Pada Jumat, 13 September 2024 telah dilangsungkan persidangan kasus kepemilikan landak jawa di Pengadilan Negeri Denpasar dengan agenda pembacaan surat tuntutan oleh Jaksa Penuntut Umum (JPU) dari Kejaksaan Tinggi Bali. Dalam surat tuntutannya, JPU menuntut bebas I Nyoman Sukena selaku orang yang memiliki empat ekor landak jawa yang dilindungi karena ia tidak terbukti memiliki niat jahat untuk memiliki serta memelihara beberapa ekor landak jawa tersebut.
Tak hanya itu, dalam surat tuntutan yang dibacakan oleh JPU juga tidak ada keadaan yang memberatkan. Justru yang ada hanyalah keadaan yang meringankan I Nyoman Sukena, seperti terdakwa tidak pernah menjadi residivis, terdakwa tidak mengetahui bahwa landak jawa merupakan satwa yang dilindungi, dan terdakwa sopan serta mengakui perbuatannya.
Sehingga dalam amar tuntutannya, JPU menuntut bebas I Nyoman Sukena dari Pasal 21 ayat (2) huruf a juncto Pasal 40 ayat (2) Undang-Undang Nomor 5 Tahun 1990 tentang Konservasi Sumber Daya Alam Hayati dan Ekosistemnya (UU-KSDAHE). Tuntutan bebas yang diberikan oleh JPU tersebut mendapat respons yang positif dan mendapat dukungan penuh dari masyarakat yang mengikuti perkembangan kasus ini.

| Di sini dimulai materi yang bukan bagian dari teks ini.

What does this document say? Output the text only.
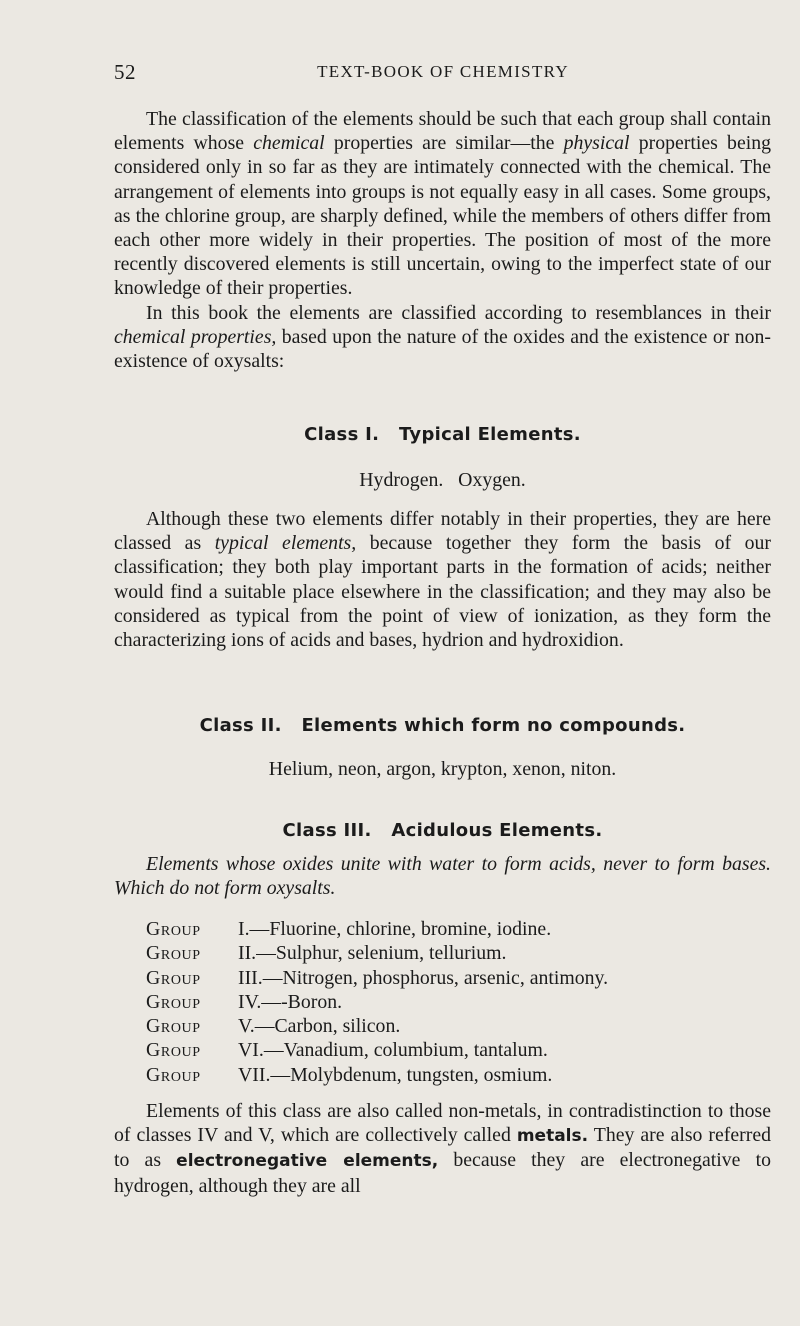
52	TEXT-BOOK OF CHEMISTRY

The classification of the elements should be such that each group shall contain elements whose chemical properties are similar—the physical properties being considered only in so far as they are intimately connected with the chemical. The arrangement of elements into groups is not equally easy in all cases. Some groups, as the chlorine group, are sharply defined, while the members of others differ from each other more widely in their properties. The position of most of the more recently discovered elements is still uncertain, owing to the imperfect state of our knowledge of their properties.

In this book the elements are classified according to resemblances in their chemical properties, based upon the nature of the oxides and the existence or non-existence of oxysalts:

Class I.   Typical Elements.
Hydrogen.   Oxygen.

Although these two elements differ notably in their properties, they are here classed as typical elements, because together they form the basis of our classification; they both play important parts in the formation of acids; neither would find a suitable place elsewhere in the classification; and they may also be considered as typical from the point of view of ionization, as they form the characterizing ions of acids and bases, hydrion and hydroxidion.

Class II.   Elements which form no compounds.
Helium, neon, argon, krypton, xenon, niton.
Class III.   Acidulous Elements.

Elements whose oxides unite with water to form acids, never to form bases. Which do not form oxysalts.

Group	I. —Fluorine, chlorine, bromine, iodine.
Group	II. —Sulphur, selenium, tellurium.
Group	III. —Nitrogen, phosphorus, arsenic, antimony.
Group	IV. —-Boron.
Group	V. —Carbon, silicon.
Group	VI. —Vanadium, columbium, tantalum.
Group	VII. —Molybdenum, tungsten, osmium.

Elements of this class are also called non-metals, in contradistinction to those of classes IV and V, which are collectively called metals. They are also referred to as electronegative elements, because they are electronegative to hydrogen, although they are all
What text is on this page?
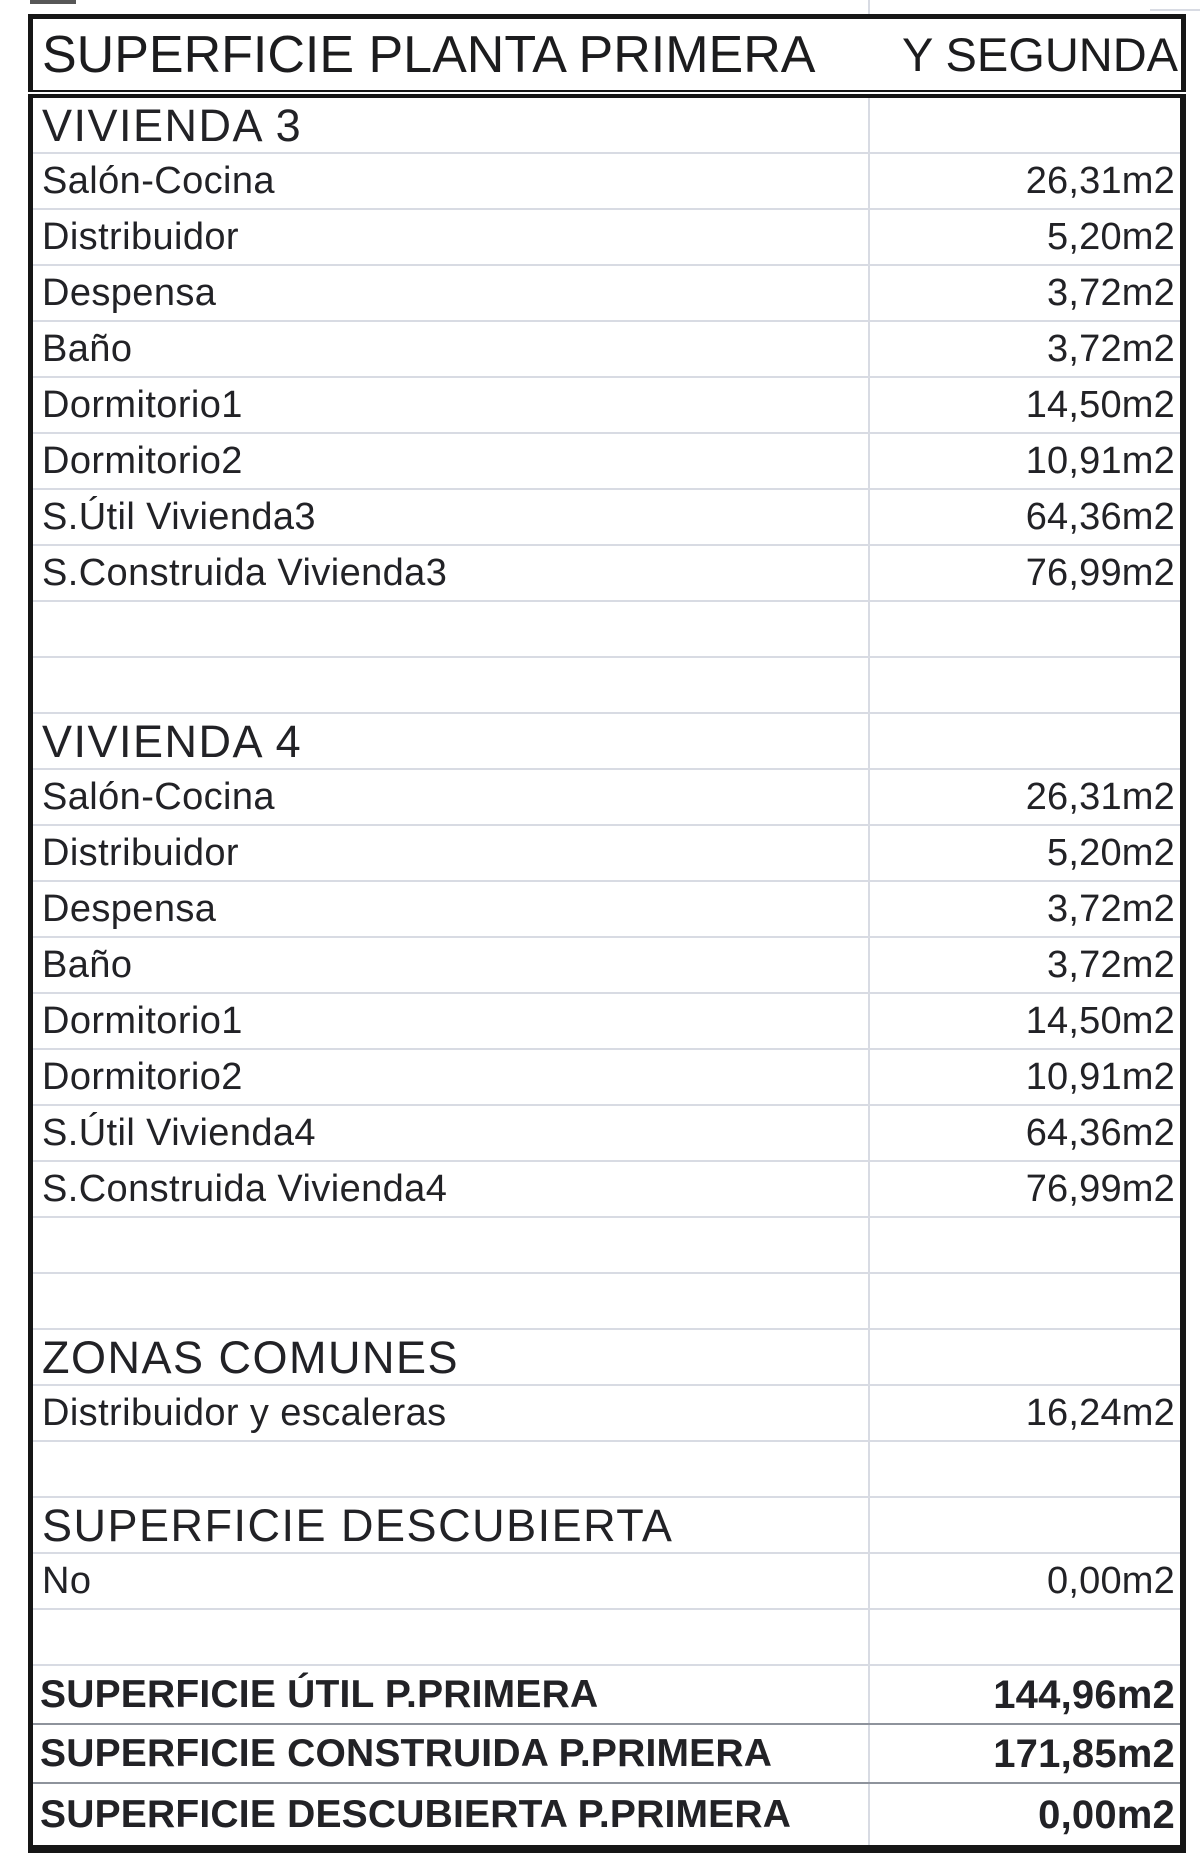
SUPERFICIE PLANTA PRIMERA Y SEGUNDA
VIVIENDA 3
Salón-Cocina	26,31m2
Distribuidor	5,20m2
Despensa	3,72m2
Baño	3,72m2
Dormitorio1	14,50m2
Dormitorio2	10,91m2
S.Útil Vivienda3	64,36m2
S.Construida Vivienda3	76,99m2
VIVIENDA 4
Salón-Cocina	26,31m2
Distribuidor	5,20m2
Despensa	3,72m2
Baño	3,72m2
Dormitorio1	14,50m2
Dormitorio2	10,91m2
S.Útil Vivienda4	64,36m2
S.Construida Vivienda4	76,99m2
ZONAS COMUNES
Distribuidor y escaleras	16,24m2
SUPERFICIE DESCUBIERTA
No	0,00m2
SUPERFICIE ÚTIL P.PRIMERA	144,96m2
SUPERFICIE CONSTRUIDA P.PRIMERA	171,85m2
SUPERFICIE DESCUBIERTA P.PRIMERA	0,00m2
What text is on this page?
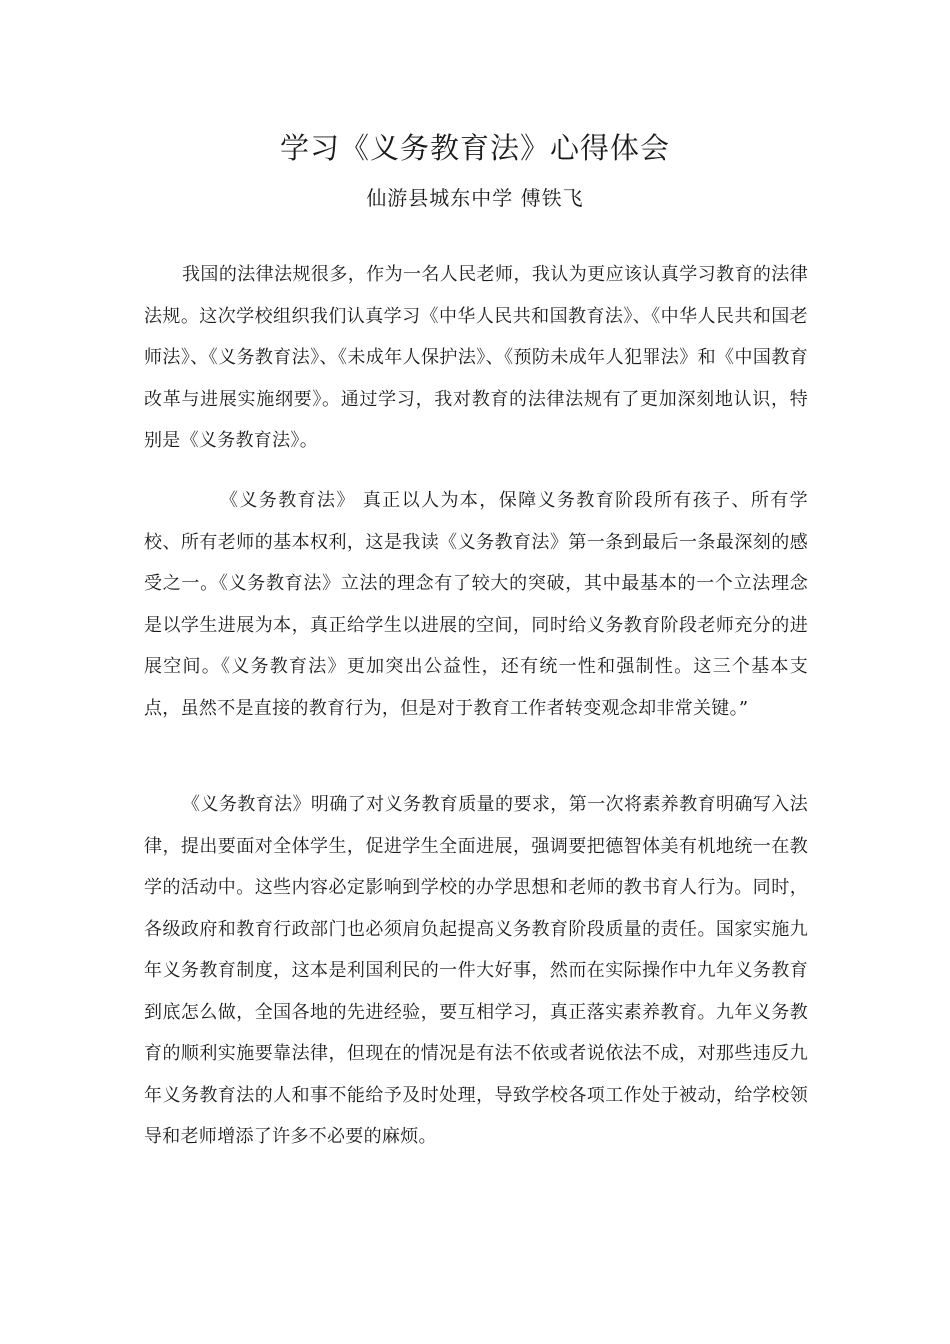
学习《义务教育法》心得体会
仙游县城东中学 傅铁飞
我国的法律法规很多，作为一名人民老师，我认为更应该认真学习教育的法律法规。这次学校组织我们认真学习《中华人民共和国教育法》、《中华人民共和国老师法》、《义务教育法》、《未成年人保护法》、《预防未成年人犯罪法》和《中国教育改革与进展实施纲要》。通过学习，我对教育的法律法规有了更加深刻地认识，特别是《义务教育法》。
《义务教育法》 真正以人为本，保障义务教育阶段所有孩子、所有学校、所有老师的基本权利，这是我读《义务教育法》第一条到最后一条最深刻的感受之一。《义务教育法》立法的理念有了较大的突破，其中最基本的一个立法理念是以学生进展为本，真正给学生以进展的空间，同时给义务教育阶段老师充分的进展空间。《义务教育法》更加突出公益性，还有统一性和强制性。这三个基本支点，虽然不是直接的教育行为，但是对于教育工作者转变观念却非常关键。”
《义务教育法》明确了对义务教育质量的要求，第一次将素养教育明确写入法律，提出要面对全体学生，促进学生全面进展，强调要把德智体美有机地统一在教学的活动中。这些内容必定影响到学校的办学思想和老师的教书育人行为。同时，各级政府和教育行政部门也必须肩负起提高义务教育阶段质量的责任。国家实施九年义务教育制度，这本是利国利民的一件大好事，然而在实际操作中九年义务教育到底怎么做，全国各地的先进经验，要互相学习，真正落实素养教育。九年义务教育的顺利实施要靠法律，但现在的情况是有法不依或者说依法不成，对那些违反九年义务教育法的人和事不能给予及时处理，导致学校各项工作处于被动，给学校领导和老师增添了许多不必要的麻烦。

SCROLL TO CONTINUE WITH CONTENT
Tidak Punya Niat Jahat
Salah satu hal yang dijadikan dasar oleh JPU untuk menuntut bebas I Nyoman Sukena karena ia tidak punya niat jahat untuk memiliki serta memelihara empat ekor landak jawa yang dilindungi tersebut.
Niat jahat atau yang biasa disebut dengan mens rea adalah suatu niat jahat yang ada dalam diri pelaku tindak pidana. Niat jahat merupakan salah satu faktor yang menjadi tolok ukur untuk menentukan apakah seseorang dapat dimintai pertanggungjawaban pidana atau tidak. Hal ini terjadi karena ada salah satu paham dalam hukum pidana yaitu ajaran dualistis yang memisahkan secara tegas antara perbuatan pidana (criminal act) dengan pertanggungjawaban pidana (criminal responsibility).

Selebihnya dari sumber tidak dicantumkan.